What about the idea that a “path to citizenship” must be cleared for this large reservoir of illegals to move towards becoming Americans? Do the undocumented want one? Boston College immigration expert Peter Skerry points out that “a quarter century after the 1980s amnesty, only 41% of the nearly 2.7 million individuals who became legal permanent residents had gone on to exercise the option to naturalize. In other words, when offered the chance to become citizens, the overwhelming majority of the undocumented have settled for less.”
Many proponents will argue that these illegals are filling open jobs for farm labor, as well as domestic and construction jobs that are available. But does one have to be a lawbreaker to perform these tasks? There are millions of non-citizens who have skills and want to come to the U.S. legally. If the country has a need for skilled and unskilled workers that cannot be filled by U.S. citizens, than certainly open up the doors. But do so for those who want to enter the U.S. legally and obey the law.
Then there’s the fairness issue. Many illegals crossed into the U.S., smuggling in their very young children with them. These young illegals grew up in the U.S., and they know of no other country or language. Certainly it doesn’t seem fair that these kids are burdened with their illegal status through no fault of their own. But do you blame U.S. citizens for the poor decision-making on the part of the parents who broke the law? The parents of such children will argue that they were only trying to make a better life for their kids. This is certainly a noble goal. But U.S. families have to make sacrifices and difficult choices in order to help their families, too. The difference is that they do this lawfully. There are consequences and risks when the law is broken. These parents who entered the country illegally put their children at such risk.
Perhaps Congress can work out some exceptions in the face of important needs and right now the U.S. volunteer army is significantly shorthanded. Women are being called into combat. There may be place for those who want to become citizens to go to the front of the pack by volunteering to serve in the armed services for 3 to 5 years.
Cynics might point out that Republicans are stirring up a hornet’s nest that they may well come to regret. Hispanics overwhelmingly supported Barack Obama and Democrats across the country in both state and national elections. As editors of the National Review pointed out this week: “Take away the Spanish surname and Latino voters look a great deal like many other Democratic constituencies.
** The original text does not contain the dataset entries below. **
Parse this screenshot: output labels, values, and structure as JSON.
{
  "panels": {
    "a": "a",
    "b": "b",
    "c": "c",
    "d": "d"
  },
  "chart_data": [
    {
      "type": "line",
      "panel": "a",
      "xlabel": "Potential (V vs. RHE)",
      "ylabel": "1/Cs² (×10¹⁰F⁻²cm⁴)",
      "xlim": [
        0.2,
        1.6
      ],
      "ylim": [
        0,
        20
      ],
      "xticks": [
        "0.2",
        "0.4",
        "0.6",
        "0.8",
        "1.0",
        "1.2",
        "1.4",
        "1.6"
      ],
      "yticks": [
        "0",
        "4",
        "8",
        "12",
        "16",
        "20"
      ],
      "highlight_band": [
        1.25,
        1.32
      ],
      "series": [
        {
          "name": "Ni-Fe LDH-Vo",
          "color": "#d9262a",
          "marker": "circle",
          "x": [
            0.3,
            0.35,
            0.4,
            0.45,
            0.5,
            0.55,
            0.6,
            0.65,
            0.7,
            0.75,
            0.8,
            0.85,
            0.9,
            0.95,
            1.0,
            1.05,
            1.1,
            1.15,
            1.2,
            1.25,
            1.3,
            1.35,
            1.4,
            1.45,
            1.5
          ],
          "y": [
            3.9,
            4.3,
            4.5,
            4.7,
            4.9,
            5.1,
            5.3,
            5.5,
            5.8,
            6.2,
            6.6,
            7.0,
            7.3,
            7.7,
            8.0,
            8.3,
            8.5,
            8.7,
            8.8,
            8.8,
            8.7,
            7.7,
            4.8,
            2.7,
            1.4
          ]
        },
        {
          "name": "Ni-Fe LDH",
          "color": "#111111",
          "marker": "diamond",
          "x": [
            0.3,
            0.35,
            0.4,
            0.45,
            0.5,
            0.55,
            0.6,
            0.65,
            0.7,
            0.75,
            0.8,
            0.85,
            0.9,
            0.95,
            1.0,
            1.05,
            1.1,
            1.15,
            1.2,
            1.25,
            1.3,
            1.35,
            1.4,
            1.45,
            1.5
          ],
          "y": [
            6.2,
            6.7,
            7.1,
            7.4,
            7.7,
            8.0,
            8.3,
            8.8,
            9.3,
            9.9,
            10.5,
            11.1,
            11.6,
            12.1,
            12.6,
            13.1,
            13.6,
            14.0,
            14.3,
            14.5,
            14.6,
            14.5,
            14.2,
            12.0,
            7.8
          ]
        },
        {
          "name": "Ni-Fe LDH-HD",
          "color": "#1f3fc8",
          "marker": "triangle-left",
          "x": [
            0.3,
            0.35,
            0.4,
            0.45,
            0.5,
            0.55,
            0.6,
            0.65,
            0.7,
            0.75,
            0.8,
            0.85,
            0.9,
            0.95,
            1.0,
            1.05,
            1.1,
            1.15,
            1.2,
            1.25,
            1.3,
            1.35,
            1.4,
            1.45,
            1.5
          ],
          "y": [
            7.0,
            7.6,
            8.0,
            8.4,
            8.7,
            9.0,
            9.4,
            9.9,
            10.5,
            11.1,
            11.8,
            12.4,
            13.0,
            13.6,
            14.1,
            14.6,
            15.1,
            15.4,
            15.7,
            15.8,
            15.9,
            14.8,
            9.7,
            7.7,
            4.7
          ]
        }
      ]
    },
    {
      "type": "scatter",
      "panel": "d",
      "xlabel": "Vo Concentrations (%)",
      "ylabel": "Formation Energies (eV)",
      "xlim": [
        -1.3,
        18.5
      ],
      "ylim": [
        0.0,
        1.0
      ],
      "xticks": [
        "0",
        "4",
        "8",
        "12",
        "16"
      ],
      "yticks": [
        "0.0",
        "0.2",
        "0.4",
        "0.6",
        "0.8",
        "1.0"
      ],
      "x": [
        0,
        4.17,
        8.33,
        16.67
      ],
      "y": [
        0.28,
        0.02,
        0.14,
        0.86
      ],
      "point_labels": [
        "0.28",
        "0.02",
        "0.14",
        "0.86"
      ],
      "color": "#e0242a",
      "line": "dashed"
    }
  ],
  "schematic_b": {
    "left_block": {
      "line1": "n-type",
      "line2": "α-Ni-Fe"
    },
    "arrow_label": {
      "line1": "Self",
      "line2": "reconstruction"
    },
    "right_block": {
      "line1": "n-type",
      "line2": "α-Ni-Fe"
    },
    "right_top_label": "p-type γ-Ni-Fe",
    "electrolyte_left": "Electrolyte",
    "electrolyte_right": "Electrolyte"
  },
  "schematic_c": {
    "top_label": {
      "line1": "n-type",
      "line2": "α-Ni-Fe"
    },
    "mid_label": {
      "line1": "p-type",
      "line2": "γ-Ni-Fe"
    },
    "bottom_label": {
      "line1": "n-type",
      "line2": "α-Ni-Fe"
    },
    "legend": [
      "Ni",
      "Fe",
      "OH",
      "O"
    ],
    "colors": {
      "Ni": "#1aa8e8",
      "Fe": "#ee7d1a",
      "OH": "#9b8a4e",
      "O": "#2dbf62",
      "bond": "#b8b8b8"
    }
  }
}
Low–income households headed by single mothers and dependent on some form of welfare are not looking for an excuse to join forces with the likes of Republican Paul Ryan.”
Any thoughts that an amnesty proposal will bring Hispanics into a growing GOP tent seems to be little more than wishful thinking. Republicans never had a significant Latino vote, and won’t in the immediate future. The John McCains of the congress need to put partisan opportunities aside and build election victories on principals, not politics.